I started smiling at the first episode, titled MOVE, as brief but beautiful shots of the three men clicked by. Here they were in cornfields, then on beaches, in alleyways, touring museums, on train tracks, crossing bridges and city streets.

A month and a half around the world, distilled down to one minute, flying by me so fast some locales didn't even register.

In the second video, EAT, my mouth watered as plates of ceviche, pasta and crème brûlée were plunked onto the travelers' dining table or crickets—yep, crickets—chili dogs and popcorn-coated candy apples were hungrily shoved down their handsome gullets.

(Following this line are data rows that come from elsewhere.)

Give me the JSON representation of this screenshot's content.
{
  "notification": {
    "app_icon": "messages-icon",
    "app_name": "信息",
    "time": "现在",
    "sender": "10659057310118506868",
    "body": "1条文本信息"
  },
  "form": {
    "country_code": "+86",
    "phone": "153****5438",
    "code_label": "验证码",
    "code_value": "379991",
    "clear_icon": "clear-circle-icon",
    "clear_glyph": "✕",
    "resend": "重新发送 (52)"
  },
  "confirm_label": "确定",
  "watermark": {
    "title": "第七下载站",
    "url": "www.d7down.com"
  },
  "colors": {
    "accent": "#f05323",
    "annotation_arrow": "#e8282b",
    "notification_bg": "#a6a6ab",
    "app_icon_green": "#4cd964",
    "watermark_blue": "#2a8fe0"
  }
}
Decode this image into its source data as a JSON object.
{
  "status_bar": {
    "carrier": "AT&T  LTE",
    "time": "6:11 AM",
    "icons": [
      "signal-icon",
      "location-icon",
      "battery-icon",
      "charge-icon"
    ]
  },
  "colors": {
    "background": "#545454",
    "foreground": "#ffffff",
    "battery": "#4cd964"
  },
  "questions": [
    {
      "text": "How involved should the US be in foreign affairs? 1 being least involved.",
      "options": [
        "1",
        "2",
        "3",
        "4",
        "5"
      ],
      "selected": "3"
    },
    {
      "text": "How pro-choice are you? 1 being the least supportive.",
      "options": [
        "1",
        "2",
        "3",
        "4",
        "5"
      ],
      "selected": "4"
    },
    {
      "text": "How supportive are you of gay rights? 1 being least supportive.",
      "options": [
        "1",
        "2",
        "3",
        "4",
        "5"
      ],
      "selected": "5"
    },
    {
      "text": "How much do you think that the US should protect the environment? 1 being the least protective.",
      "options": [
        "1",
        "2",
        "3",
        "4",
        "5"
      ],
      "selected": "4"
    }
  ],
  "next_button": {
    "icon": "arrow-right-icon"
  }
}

By episode three, LEARN, the pace finally slowed as the young travelers shared through images and music what the world had to teach them: Flamenco dancing, rock climbing, weaving, bull riding, flower stringing, weight lifting and chocolate making.

It's a travelogue in the Eat, Pray, Love style and a novel approach to sharing one's trip. What saddens me is the truth behind the abbreviation. In a race to share it all, there's no time to waste on the dull bits, the waiting for the train, the interaction of lovers on a bridge, the conversation with the taxi driver or the greeting of the overnight hotel clerk as you arrive late for another night in a strange bed.

Travel can be distilled so that it becomes all highlights, all the time—but then you lose the unspectacular details like the grit of the road you shake out of your suitcase before returning it to the attic.

What traveling around the world looks like in three minutes is a paean to an increasingly shortened attention span. I want to linger and sometimes even be bored listening to the too-wordy stories that accompany a thick stack of vacation snapshots.

That's probably because I'm old enough to remember when people returned from a trip and showed their slides in a darkened living room. But I'm young enough to recognize that the pace of life has picked up.

So a round of equivocal applause to the men behind the imaginative idea that a few short videos can capture a worldwide adventure. It was beautiful, gents, but you could have given us more.